Lady Ashton était en fait censée être le visage de l’Europe et lui conférer du poids sur la scène internationale. Mais elle s’est volatilisée pendant la crise, tant les positions des Etats de l’UE divergeaient : les uns, gardant à l’esprit l’expérience de 1989 en Europe de l’Est, soutenaient le mouvement sur la place Tahrir, les autres préférant attendre de voir quelle personnalité de premier plan finirait par s’imposer. Au moins, Benita Ferrero-Waldner, qui l’avait précédée à la Commission européenne, était-elle capable de dire quelque chose rapidement et en plusieurs langues.

C'est la méfiance qui inspire la politique extérieure commune

Le déplacement d’Ashton le 14 février à Tunis ne peut suffire à faire oublier le lamentable silence de la diplomatie de l’UE, d’autant plus que le ministre allemand des Affaires étrangères, Guido Westerwelle, l’a devancée. Dès samedi, il était sur place. Pour l’Allemagne — et pour la France —, les enjeux sont énormes : c’est de leurs relations économiques et politiques qu’il s’agit.

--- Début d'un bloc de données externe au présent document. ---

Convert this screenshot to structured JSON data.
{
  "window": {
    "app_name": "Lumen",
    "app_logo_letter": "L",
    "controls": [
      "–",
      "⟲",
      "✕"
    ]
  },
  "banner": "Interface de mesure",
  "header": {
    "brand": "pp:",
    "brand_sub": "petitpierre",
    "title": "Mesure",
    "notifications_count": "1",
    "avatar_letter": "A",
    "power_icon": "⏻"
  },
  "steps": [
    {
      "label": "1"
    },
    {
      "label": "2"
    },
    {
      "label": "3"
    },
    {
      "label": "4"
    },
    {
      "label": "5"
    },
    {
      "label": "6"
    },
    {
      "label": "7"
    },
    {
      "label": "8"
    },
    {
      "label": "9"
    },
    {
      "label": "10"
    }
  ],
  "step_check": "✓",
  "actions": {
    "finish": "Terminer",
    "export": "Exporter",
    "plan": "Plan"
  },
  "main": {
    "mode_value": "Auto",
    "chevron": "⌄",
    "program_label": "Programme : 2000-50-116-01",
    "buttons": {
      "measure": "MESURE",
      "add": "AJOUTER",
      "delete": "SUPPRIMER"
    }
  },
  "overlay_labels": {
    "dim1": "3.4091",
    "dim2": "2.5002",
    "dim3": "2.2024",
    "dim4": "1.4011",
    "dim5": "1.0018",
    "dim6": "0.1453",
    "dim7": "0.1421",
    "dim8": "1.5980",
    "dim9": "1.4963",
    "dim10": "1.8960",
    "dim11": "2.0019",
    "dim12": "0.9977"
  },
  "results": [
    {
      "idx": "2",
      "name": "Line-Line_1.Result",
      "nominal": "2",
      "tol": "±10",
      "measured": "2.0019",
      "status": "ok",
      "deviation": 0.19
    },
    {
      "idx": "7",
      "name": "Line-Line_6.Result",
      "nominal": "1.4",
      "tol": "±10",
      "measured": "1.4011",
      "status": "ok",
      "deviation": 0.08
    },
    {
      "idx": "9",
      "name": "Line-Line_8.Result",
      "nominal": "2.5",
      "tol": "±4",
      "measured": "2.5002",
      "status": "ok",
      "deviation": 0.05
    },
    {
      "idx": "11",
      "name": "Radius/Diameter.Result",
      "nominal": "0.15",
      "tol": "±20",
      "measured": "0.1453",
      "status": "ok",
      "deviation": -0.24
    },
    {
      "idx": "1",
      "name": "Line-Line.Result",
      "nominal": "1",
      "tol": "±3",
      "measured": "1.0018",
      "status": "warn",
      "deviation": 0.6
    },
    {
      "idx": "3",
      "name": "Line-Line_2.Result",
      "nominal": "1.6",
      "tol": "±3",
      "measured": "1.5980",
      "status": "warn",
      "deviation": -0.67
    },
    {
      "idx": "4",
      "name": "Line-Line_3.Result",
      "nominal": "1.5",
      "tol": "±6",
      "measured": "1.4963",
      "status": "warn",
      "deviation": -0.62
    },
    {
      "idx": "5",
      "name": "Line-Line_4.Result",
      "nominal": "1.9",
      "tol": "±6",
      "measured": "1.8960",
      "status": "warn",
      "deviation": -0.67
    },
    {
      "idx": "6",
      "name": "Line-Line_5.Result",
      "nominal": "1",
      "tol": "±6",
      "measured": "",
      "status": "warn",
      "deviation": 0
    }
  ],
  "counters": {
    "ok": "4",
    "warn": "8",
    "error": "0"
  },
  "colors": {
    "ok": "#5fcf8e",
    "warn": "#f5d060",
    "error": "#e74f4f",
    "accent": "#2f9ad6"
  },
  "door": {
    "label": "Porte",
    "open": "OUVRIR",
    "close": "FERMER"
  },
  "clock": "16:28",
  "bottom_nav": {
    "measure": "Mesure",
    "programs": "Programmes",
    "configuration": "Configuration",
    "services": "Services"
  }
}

Chaque année, l’Allemagne versait à elle seule 112 millions à l’Egypte, et la France 475 millions à ses anciennes colonies, l’Algérie, le Maroc et la Tunisie. Ce n’était pas une aide économique absolument désintéressée, puisque cet argent contribuait également à stabiliser les régimes de la région. C’est pourquoi Berlin et Paris ne veulent pas céder le terrain à Bruxelles, parce qu’ils estiment que leurs propres intérêts sont concernés. Une preuve supplémentaire de la méfiance qu’inspire la politique extérieure commune.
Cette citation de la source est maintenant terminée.